Wiseman se tient à une méthode établie dès son premier documentaire, Titticut Follies : choisir un cadre, souvent institutionnel, y filmer pendant quelques semaines ce qui peut se dérouler d'intéressant sous sa caméra, puis passer des mois à monter les heures de "rushes", pour aboutir à une suite de scènes sans transitions, sans commentaires.
Etape cruciale, le montage reste assez neutre : Wiseman évite les rapprochements générateurs d'humour et de sens. Il n'y a pas particulièrement d'effets de style : certes, il simule, du lever du soleil à son coucher, un jour typique dans la vie du parc, mais filmant un concert, il laisse in extenso un morceau (ici le chant militant "beds are burning" de Midnight Oil).

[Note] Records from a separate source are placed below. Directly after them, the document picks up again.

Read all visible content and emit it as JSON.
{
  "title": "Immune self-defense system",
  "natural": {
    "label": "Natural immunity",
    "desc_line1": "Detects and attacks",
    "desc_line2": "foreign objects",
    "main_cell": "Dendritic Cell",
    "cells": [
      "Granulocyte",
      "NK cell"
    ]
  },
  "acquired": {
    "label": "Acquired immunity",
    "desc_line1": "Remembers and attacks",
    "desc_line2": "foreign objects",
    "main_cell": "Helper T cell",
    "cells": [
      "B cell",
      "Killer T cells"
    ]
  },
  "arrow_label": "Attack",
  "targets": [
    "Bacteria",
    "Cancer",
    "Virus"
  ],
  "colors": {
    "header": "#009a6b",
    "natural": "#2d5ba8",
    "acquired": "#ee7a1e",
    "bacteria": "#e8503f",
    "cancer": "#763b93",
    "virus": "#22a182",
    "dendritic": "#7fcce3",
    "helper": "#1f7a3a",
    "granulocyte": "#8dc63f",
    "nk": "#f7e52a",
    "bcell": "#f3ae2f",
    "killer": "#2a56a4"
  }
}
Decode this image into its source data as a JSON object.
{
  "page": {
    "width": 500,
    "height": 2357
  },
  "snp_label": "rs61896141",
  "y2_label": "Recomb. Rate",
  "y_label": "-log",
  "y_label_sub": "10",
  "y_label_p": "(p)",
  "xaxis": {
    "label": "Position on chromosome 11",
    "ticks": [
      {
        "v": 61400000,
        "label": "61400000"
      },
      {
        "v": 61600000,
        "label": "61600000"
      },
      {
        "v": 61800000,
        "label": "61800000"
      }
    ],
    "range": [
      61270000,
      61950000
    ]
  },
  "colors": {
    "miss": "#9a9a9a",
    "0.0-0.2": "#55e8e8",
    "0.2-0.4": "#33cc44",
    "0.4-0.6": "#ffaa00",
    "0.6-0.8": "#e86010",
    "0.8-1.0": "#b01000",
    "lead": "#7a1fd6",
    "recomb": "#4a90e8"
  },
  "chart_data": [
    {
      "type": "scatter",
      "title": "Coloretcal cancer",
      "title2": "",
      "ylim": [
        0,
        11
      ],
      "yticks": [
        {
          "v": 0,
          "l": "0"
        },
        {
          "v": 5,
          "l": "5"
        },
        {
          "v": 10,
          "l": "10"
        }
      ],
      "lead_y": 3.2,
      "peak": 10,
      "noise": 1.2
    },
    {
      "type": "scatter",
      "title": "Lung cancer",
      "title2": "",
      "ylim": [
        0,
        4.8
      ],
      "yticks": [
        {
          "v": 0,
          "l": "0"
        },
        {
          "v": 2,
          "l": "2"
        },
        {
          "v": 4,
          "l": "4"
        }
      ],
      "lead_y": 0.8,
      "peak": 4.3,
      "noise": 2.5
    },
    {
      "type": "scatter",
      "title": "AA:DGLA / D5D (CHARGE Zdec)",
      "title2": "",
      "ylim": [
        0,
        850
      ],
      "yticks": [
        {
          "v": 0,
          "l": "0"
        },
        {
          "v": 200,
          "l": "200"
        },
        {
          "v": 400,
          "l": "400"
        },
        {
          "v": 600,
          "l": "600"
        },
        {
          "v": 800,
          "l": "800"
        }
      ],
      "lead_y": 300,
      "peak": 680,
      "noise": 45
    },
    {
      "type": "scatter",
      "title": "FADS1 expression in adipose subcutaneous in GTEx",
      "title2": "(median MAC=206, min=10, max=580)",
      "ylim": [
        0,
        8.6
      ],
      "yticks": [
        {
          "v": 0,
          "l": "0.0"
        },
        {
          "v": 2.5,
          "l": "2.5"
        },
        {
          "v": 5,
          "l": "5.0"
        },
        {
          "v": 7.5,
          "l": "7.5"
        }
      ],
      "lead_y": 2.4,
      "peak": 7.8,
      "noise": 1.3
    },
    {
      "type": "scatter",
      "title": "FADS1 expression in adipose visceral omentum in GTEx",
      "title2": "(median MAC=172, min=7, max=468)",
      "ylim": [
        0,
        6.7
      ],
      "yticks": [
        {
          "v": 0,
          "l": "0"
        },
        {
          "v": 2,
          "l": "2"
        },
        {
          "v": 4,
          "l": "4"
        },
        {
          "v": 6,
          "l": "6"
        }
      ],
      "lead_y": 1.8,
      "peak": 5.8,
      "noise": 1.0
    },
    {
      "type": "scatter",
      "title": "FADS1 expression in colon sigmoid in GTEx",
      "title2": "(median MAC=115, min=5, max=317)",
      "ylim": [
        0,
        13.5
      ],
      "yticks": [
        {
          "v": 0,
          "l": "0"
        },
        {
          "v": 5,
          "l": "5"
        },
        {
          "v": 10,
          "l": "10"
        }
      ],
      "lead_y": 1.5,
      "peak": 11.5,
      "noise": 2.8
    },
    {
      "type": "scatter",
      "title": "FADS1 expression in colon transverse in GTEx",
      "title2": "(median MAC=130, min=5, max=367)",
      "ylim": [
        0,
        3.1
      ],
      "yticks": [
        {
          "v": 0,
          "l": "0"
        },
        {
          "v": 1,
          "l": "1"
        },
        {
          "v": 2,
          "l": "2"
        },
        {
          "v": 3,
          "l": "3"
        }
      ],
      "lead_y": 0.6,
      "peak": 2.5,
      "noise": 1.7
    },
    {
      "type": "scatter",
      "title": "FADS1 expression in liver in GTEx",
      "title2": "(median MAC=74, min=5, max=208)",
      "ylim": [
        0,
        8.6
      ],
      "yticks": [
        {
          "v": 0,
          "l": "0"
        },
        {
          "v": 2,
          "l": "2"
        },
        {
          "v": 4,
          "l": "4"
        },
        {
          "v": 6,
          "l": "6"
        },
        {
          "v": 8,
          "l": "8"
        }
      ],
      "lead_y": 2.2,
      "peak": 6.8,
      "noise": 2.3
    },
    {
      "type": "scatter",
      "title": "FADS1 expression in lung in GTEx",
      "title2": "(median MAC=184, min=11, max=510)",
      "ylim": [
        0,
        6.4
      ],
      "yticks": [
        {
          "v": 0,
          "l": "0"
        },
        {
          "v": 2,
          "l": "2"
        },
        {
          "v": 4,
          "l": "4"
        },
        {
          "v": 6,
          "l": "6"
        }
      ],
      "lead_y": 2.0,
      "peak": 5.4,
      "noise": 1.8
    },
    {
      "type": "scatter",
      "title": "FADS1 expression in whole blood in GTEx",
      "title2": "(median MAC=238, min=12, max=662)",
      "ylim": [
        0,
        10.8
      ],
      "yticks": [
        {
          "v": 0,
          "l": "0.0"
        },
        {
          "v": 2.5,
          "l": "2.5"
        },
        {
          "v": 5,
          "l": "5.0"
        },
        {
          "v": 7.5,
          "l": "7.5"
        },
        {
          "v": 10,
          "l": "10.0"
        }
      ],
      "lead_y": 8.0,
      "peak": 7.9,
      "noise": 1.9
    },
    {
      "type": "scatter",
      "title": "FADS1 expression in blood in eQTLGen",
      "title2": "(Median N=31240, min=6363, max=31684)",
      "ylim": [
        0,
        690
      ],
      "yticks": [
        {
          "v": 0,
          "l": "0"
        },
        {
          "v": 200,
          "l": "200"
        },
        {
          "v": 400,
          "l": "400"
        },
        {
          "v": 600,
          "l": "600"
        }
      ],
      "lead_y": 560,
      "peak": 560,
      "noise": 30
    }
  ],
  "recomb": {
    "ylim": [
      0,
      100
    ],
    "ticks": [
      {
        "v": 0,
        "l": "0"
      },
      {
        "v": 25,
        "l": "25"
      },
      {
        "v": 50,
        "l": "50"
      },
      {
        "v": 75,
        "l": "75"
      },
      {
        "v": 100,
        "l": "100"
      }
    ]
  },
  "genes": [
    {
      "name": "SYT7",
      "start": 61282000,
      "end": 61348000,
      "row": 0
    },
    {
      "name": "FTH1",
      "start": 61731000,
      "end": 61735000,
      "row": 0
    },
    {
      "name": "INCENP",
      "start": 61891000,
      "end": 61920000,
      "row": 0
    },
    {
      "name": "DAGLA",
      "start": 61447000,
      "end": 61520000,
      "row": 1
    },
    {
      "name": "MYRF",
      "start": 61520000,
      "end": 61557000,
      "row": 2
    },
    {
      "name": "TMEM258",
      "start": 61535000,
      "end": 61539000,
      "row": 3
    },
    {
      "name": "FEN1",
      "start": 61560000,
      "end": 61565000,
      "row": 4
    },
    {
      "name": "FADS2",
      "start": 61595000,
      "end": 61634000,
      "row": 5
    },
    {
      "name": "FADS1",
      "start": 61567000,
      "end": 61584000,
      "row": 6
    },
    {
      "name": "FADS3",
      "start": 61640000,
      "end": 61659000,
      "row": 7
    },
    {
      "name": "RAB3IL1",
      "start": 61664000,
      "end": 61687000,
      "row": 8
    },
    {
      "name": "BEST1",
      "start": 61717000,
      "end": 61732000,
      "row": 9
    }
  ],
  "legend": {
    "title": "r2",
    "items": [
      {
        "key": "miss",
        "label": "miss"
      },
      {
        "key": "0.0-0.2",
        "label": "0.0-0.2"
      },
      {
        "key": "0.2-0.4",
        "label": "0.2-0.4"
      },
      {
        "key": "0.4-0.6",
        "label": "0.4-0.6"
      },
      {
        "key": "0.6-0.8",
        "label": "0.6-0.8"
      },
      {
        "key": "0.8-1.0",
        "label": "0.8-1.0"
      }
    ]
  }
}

Non, ses films sont plutôt des documents, des témoignages sur une tranche d'une époque - d'où la fixation d'un cadre limité, à l'intérieur duquel se produira ce qui se produira. Libre à chacun d'examiner les limites propres à ce cadre : du moins est-il explicite, et rend-t-il compte d'une situation ; à nous ensuite de comparer, et de réfléchir aux conditions qui ont modelé ce cadre et le film qu'y a tourné Wiseman.
Même cette relative neutralité reste orientée par les forces (institutionnelles ) à l'oeuvre dans le contexte filmé. Ainsi, dans le cas de "Central Park", entre-t-on dans les bureaux de l'association chargée de gérer le parc. Une scène montre un débat sur la manière d'empêcher les nouveaux vélos tout terrain de circuler sur les pelouses. Dans une autre, une contractante privée expose l'efficacité de sa stratégie d'obtention de subventions privées ; et plus loin nous voyons une réception au cours de laquelle sont approchés les contributeurs potentiels. Puis des scènes montrent des travailleurs salariés et bénévoles se consacrant à l'entretien du parc.
Si Wiseman s'était contenté de poser sa caméra au hasard, il ne nous aurait pas montré ces coulisses.
Chaque citoyen américain a supposément accès au fonctionnement des institutions publiques, et tout doit pouvoir être filmé dans un souci de transparence et d'éducation - Wiseman est régulièrement financé par une chaîne de télévision éducative. L'examen des institutions par le public a ses limites, néanmoins c'est un idéal vers lequel doit tendre une véritable démocratie.
Un travail comme celui de Wiseman ne remplace pas le journalisme d'investigation, même s'il permet déjà de constater un décalage entre les discours officiels et la réalité.
Son oeuvre participe de cette publicité (au sens de res publica, chose publique), et contribue au fonctionnement de la démocratie.